Officials: "Consequences" causing major drop in number of migrant families and kids at border
Washington — For the first time in more than a year, the U.S. is apprehending fewer migrant children and families than adults along the southern border, a major demographic shift that Trump administration officials attribute to "consequences" they are applying to deter U.S.-bound migrants.
U.S. border officials in October apprehended more than 35,000 migrants — including nearly 10,000 families and 3,000 unaccompanied migrant children — along the U.S.-Mexico border, marking the fifth consecutive monthly decline in arrests there, Customs and Border Protection (CBP) officials said Thursday.
Single adult migrants comprised the bulk of those apprehended at nearly 23,000 arrests. In fiscal year 2019, CBP officials said about 65% of migrants encountered at the southern border were families and unaccompanied children. In October, those populations constituted about 35% of all apprehensions.
September and October were the first months when the number of apprehensions of adults surpassed those of unaccompanied children and families since August 2018.

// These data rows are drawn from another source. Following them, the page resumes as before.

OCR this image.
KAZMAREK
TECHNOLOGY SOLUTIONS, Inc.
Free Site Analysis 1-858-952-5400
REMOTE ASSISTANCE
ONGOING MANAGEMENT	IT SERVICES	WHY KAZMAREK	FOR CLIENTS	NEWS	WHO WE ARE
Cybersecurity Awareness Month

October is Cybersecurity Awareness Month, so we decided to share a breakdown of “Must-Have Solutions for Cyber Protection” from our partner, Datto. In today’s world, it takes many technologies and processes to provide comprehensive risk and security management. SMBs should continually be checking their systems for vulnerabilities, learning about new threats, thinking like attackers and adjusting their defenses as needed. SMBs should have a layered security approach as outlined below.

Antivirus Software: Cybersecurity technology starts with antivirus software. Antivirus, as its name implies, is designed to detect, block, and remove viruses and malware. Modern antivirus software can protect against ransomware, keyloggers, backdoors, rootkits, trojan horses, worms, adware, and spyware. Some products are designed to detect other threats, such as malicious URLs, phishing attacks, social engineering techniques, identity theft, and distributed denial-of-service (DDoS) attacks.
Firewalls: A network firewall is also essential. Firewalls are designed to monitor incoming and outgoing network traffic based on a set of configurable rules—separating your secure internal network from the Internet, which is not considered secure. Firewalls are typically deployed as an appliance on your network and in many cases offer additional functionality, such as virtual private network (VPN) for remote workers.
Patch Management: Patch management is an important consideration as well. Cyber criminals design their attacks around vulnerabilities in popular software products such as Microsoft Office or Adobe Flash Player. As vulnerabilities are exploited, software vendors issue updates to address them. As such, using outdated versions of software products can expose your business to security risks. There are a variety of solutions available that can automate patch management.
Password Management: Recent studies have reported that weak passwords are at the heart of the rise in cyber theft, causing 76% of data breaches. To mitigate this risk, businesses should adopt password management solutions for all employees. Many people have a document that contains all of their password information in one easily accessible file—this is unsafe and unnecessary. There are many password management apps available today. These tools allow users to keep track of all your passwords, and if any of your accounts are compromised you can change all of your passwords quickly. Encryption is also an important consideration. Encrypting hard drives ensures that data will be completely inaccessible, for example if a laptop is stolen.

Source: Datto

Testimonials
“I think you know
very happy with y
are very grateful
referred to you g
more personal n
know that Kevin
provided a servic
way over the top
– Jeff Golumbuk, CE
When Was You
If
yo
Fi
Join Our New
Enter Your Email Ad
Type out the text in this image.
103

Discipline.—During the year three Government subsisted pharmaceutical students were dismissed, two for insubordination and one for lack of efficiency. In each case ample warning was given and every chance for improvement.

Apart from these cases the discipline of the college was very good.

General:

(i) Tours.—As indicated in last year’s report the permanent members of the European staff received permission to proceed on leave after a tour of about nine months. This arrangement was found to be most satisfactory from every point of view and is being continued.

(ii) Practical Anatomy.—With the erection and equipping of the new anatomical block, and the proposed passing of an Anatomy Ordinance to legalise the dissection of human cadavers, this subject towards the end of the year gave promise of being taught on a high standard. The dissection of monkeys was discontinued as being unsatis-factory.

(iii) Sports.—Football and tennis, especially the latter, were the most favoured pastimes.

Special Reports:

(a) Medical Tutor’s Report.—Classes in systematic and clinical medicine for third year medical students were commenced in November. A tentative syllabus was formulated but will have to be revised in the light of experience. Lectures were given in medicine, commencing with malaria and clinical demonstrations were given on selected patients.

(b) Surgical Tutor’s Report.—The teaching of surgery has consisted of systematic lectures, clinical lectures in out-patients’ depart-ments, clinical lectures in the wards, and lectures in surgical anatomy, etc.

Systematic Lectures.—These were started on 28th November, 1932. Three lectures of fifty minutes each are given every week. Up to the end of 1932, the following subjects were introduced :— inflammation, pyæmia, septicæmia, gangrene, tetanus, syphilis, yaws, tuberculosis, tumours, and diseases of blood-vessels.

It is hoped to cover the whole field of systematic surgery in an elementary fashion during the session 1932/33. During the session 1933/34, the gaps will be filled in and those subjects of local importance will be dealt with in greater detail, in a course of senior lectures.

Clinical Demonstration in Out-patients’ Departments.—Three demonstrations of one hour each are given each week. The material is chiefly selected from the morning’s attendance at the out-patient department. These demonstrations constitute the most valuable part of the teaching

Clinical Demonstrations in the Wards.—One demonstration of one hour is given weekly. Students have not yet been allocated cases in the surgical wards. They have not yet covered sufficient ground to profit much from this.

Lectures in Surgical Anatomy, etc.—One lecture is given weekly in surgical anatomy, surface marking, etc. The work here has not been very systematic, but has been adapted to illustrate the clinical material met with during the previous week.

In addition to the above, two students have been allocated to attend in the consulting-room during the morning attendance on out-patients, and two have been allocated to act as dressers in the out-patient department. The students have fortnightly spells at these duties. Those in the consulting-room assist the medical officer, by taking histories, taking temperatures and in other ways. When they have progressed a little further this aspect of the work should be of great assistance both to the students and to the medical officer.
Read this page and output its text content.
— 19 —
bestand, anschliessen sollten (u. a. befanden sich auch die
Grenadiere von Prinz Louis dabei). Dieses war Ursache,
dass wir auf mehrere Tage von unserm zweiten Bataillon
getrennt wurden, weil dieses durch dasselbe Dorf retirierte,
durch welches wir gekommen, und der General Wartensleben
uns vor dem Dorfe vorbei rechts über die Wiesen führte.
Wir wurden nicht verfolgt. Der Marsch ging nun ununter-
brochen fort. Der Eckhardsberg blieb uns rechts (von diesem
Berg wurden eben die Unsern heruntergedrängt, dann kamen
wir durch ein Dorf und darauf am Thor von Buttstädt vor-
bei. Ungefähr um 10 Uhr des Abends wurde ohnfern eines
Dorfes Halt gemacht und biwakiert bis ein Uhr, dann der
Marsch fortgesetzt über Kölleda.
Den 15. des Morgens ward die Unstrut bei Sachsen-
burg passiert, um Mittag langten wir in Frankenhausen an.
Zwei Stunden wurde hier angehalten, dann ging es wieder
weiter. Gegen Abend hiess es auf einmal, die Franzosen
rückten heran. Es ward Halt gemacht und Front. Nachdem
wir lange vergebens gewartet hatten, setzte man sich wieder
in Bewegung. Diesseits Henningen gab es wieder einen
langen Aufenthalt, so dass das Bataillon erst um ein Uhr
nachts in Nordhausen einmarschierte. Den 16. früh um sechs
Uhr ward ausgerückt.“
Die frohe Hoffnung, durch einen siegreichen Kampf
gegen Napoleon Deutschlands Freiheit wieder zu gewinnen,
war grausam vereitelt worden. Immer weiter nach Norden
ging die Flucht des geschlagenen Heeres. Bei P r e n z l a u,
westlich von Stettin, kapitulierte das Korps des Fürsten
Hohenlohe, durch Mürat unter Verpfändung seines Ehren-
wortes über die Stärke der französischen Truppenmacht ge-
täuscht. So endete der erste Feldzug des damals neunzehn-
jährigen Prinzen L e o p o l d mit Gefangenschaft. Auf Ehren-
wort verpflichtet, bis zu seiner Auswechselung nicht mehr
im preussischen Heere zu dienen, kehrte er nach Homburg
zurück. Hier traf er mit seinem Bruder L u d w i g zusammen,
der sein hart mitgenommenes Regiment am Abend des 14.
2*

In fiscal year 2019, the U.S. encountered more than 76,000 unaccompanied migrant children at the southern border, including more than 12,000 in May. Most of them were transferred to shelters overseen by the Department of Health and Human Services, which handles the long-term care of unaccompanied migrant children until a sponsor is found or the child turns 18.
CBP officials said their officers are conducting significantly fewer rescues and encountering fewer large groups of migrants in recent weeks. Some of the support personnel that was brought in during the height of the surge of Central American migrant families in the spring have returned to their posts throughout the U.S., the officials added.
The catalyst for the continued decline, the officials said, is that the U.S. is now "applying consequences" to border-crossers and not allowing them to continue their immigration proceedings in the U.S. or outside detention.
"At height of crisis, CBP apprehensions exceeded 5,000 in a single day. Now, we're averaging just over 1,300. And we all but ended catch and release," Acting CBP Commissioner Mark Morgan said during a White House briefing Thursday. "Migrants can no longer expect to be allowed into the interior United States based on fraudulent asylum claims."
Since apprehensions of migrant families reached at 13-year monthly high in May with over 130,000 apprehensions, border arrests have dropped for five consecutive months. In this time span, the Trump administration aggressively expanded its controversial Migrant Protection Protocols (MPP) program, requiring more than 55,000 asylum seekers to wait in dangerous Mexican border cities, where many live in squalid conditions, for the duration of their court proceedings.
The administration has also continued to limit the number of would-be asylum seekers who can present themselves at official ports of entry to claim fear of persecution through a practice known as "metering."
Last month, officials started implementing an pilot program along the El Paso sector of southern border designed to fast-track the processing and deportation of asylum seekers subject to a sweeping regulation allowed by the Supreme Court which renders most non-Mexican migrants ineligible for asylum.
On the international stage, the Mexican government has ramped up it immigration enforcement and deployed National Guard units to its borders with Guatemala and the U.S. to intercept migrants. The Trump administration has also brokered bilateral agreements with Guatemala, Honduras and El Salvador that would allow the U.S. to reroute asylum seekers to these countries, but none of the accords have taken effect yet.
Despite their success in deterring Central American families and unaccompanied migrant children, the CBP officials on Thursday noted that for the first time in 18 months, most of the migrants apprehended by U.S. border officials were of Mexican origin. The new trend is problematic for officials as Mexican migrants can't be placed in the MPP program or be subject to the asylum restriction allowed by the Supreme Court.
The officials also stressed that the experimental policies they've implemented in recent months to deter migrants are "short-term fixes" — and that court rulings could hamper their efforts if there is no congressional action to close what they see as "legal loopholes." Both the MPP program and the third-country asylum ban are being challenged in court.
"If some of the programs are challenged and we lose the ability to apply consequences, we're going to be right back in the same situation that we were in May," one official said.